Otto Fein (1906–1966) was a bookbinder and photographer who worked at the Kulturwissenschaftliche Bibliothek Warburg in Germany and later in the United Kingdom after the original library migrated to London in 1933. Fein sometimes used the name Hugo Otto Fein, for example in publications in which his images featured, such as the Warburg Institute Publications. He died in 1966; his death was registered in Havering, London.

== Biography ==
Fein was born in 1906 in Germany. He began his working life in 1927 at the Kulturwissenschaftliche Bibliothek Warburg in Hamburg as a bookbinder. He was to stay with this organisation for the rest of his working life. This private library was founded by Aby Warburg (1886–1929), an art historian who was interested in the social and cultural context in which art was made. With the rise of the Nazi Party in Germany, Adolf Hitler came to power in 1933. Consequently, in that year, following an invitation of an ad hoc committee and supported by eminent philanthropists such as Lord Lee of Fareham, Samuel Courtauld and Warburg's family, what came to be called the Warburg Institute moved to London late in 1933.

== Career ==
On moving its collections to London many of the Warburg's staff migrated to continue their work and Fein was amongst this group. The collections included medieval manuscripts and rare early printed books, and these found a new home, first in South Kensington.
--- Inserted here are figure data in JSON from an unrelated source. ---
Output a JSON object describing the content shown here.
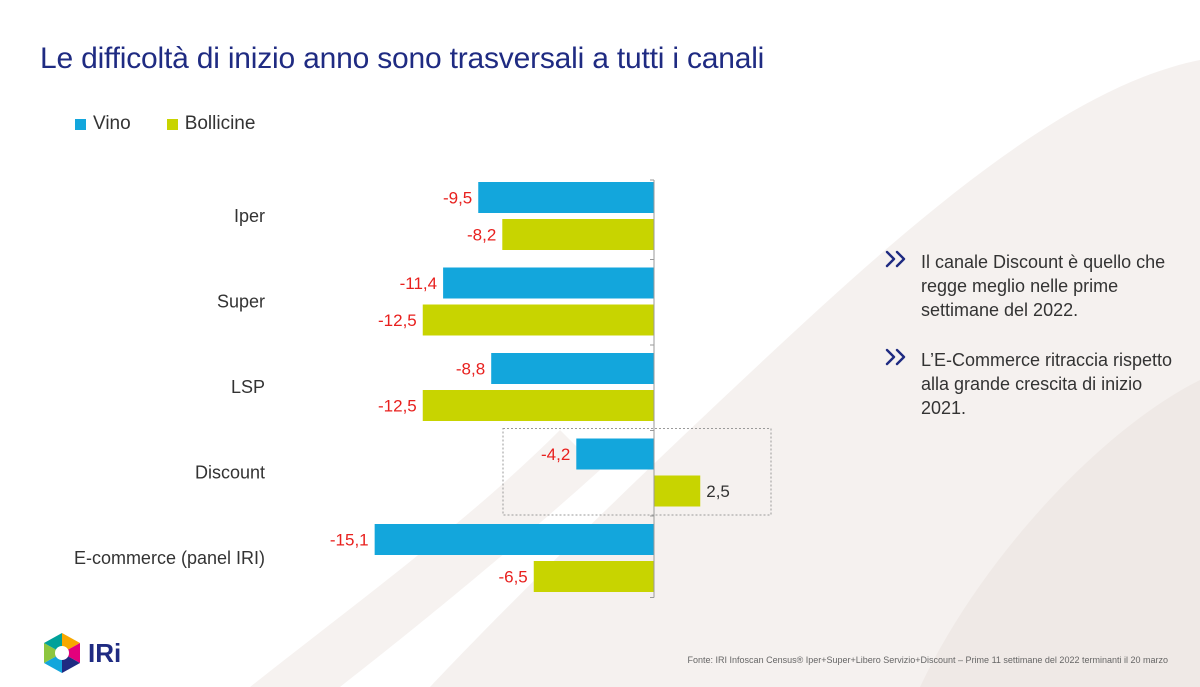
{
  "title": "Le difficoltà di inizio anno sono trasversali a tutti i canali",
  "colors": {
    "vino": "#13a6dc",
    "bollicine": "#c8d400",
    "negative_label": "#e8201e",
    "positive_label": "#333333",
    "title": "#1f2b82"
  },
  "chart_data": {
    "type": "bar",
    "orientation": "horizontal",
    "categories": [
      "Iper",
      "Super",
      "LSP",
      "Discount",
      "E-commerce (panel IRI)"
    ],
    "series": [
      {
        "name": "Vino",
        "values": [
          -9.5,
          -11.4,
          -8.8,
          -4.2,
          -15.1
        ],
        "labels": [
          "-9,5",
          "-11,4",
          "-8,8",
          "-4,2",
          "-15,1"
        ]
      },
      {
        "name": "Bollicine",
        "values": [
          -8.2,
          -12.5,
          -12.5,
          2.5,
          -6.5
        ],
        "labels": [
          "-8,2",
          "-12,5",
          "-12,5",
          "2,5",
          "-6,5"
        ]
      }
    ],
    "xlim": [
      -16,
      6
    ],
    "highlighted_category": "Discount",
    "legend_position": "top-left"
  },
  "bullets": [
    {
      "icon": "double-chevron-icon",
      "text": "Il canale Discount è quello che regge meglio nelle prime settimane del 2022."
    },
    {
      "icon": "double-chevron-icon",
      "text": "L’E-Commerce ritraccia rispetto alla grande crescita di inizio 2021."
    }
  ],
  "logo": {
    "text": "IRi"
  },
  "source": "Fonte: IRI  Infoscan Census®  Iper+Super+Libero Servizio+Discount – Prime 11 settimane del 2022 terminanti il 20 marzo"
}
In 1944, the collection was incorporated into the University of London.

Alongside Fein's bookbinding duties he photographed manuscripts and worked with Irene Koppel until 1937 when she emigrated to New Zealand. Fein became head of the photographic studio at the Warburg and used state of the art photographic equipment to produce images that were included in academic works ensuring that the Warburg Institute remained on a par, academically and technically, with similar institutions.

At the outbreak of the Second World War, Fein became involved with the National Buildings Record. The buildings photographed by him included the British Museum, 10 Downing Street, and the Royal Effigies at Westminster Abbey. Such images would have provided a systematic record of the buildings if they were destroyed by bombing.

Fein continued his work on photographing manuscripts, including the St Alban's Psalter, and he frequently collaborated with other German emigres such as Walter Gernsheim. Another fruitful collaboration was with Fritz Saxl, with whom he toured England to record examples of English Romanesque sculptures.
Such were Fein's technical skills that he was sought after by galleries such as the National Gallery and the Courtauld Gallery to provide assistance for exhibitions such as 'British Art and the Mediterranean'. Most of the images in the published book of the same title are attributed to him.

Fein became an Associate Member of the Royal Photographic Society. His death was announced in the Society's journal in 1967.

== Death and legacy ==
Fein's death in 1967 was recorded in an obituary in The Journal of the Warburg and Courtauld Institutes, where there is included references to published works in which he made important photographic contributions including L.D. Ettlinger's The Sistine Chapel Before Michelangelo, 1965, Clarendon Press and the St. Alban's Psalter.

Examples of his photographic work in places such as Woburn Abbey are available for scholars of art history and iconography to view.

Mention of his technical skill appears in the book Applied Arts in British Exile from 1933: Changing Visual and Material Culture.

Photographs attributed to Fein appear in the Conway Library Collection at the Courtauld Institute of Art.

Perhaps the most important legacy Fein left us with was that of a man who, in 1934, found himself facing a critical decision of whether to leave or stay in his homeland. His 1967 obituary in The Journal of the Warburg and Courtauld Institutes includes the following: "His share in making the working of the Warburg Institute known outside Germany – a country he did not have to leave – was a large one. He is greatly remembered."